Donald Hall, 11th Annual ODU Literary Festival

Authors

Donald Hall

Document Type

Featured Participant

Festival Date

9-22-1988

Location

University Theatre

Author/Artist Bio

Donald Hall is not only one of our most prolific writers (six new books in 1987 alone, two more so far in 1988), but is perhaps the leading American "person of letters." He is the author of ten books of poetry, beginning with Exiles and Marriages (winner of the Lamont Prize in 1955) and including Kicking the Leaves (1978) and most recently The Happy Man, which won the Lenore Marshall/The Nation Award as best book of poems for 1986; The Bone Ring, a play in verse (1987); and The One Day, a poem in three parts (1988).

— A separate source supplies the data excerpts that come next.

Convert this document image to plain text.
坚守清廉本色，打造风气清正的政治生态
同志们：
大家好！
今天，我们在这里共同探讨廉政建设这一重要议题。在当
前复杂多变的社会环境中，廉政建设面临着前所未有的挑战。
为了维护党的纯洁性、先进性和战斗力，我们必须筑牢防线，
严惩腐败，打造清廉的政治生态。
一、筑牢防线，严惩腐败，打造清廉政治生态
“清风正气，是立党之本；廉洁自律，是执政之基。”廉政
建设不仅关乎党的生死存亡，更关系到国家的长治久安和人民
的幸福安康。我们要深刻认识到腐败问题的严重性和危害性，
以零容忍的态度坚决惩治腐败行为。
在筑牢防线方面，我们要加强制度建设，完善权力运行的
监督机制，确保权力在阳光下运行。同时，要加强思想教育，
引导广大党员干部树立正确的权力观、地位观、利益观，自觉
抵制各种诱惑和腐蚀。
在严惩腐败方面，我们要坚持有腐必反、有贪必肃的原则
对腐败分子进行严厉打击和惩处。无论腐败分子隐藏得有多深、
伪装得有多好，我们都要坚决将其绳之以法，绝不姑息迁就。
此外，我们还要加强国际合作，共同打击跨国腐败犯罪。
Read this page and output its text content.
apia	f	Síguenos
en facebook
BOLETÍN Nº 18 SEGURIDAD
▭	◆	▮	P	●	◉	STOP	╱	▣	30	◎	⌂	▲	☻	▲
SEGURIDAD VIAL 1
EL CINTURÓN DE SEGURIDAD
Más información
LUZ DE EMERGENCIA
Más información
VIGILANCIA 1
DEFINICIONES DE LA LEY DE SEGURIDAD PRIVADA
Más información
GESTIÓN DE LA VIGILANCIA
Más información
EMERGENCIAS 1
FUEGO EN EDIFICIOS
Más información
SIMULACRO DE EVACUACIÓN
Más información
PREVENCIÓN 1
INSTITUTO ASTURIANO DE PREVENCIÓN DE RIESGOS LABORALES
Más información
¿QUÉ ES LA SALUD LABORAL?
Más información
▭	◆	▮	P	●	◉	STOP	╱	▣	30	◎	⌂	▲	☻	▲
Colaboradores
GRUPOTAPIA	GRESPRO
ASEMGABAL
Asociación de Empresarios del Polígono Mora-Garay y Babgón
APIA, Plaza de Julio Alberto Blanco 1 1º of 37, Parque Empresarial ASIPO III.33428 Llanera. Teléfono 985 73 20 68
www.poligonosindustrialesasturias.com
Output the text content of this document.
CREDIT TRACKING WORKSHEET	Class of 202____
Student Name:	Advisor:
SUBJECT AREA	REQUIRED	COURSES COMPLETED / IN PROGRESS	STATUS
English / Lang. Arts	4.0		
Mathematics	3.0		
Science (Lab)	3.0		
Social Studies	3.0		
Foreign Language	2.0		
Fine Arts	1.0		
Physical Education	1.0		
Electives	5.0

His sixteen books of prose cover a wide range of subjects: String Too Short To Be Saved is about growing up on—and saying what he thought then was a final farewell to—his grandparents' subsistence farm in New Hampshire (1961); Seasons at Eagle Pond is about living now on that same farm (1987); Remembering Poets contains his reminiscences about T. S. Eliot, Ezra Pound, Dylan Thomas and Robert Frost (1978); Goatfoot Milktongue Twinbird (1978), The Weather for Poetry (1982) and Poetry and Ambition (1988) are about poetry and poetics; two other books are about sports: Dock Ellis in the Country of Baseball (1976) and Fathers Playing Catch With Sons (1985). At least three of his plays have been produced. Hall is also a busy editor, with seventeen additional titles to his credit. And finally, he is the author of four children's books, including The Ox Cart Man, which won the Caldecott Award in 1980. In 1975, at the age of forty-seven, he resigned his Professorship of English at the University of Michigan and returned to Eagle Pond Farm to write full time; since then he has published sixteen books and edited six others (not counting new editions of older books). He seems able to grow with each new book.

Description

Donald Hall read with W. D. Snodgrass in the Festival Kickoff/Fund Raiser at 8 p.m. on Thursday, September 22, in the University Theatre.

Comments

No video available.

This document is currently not available here.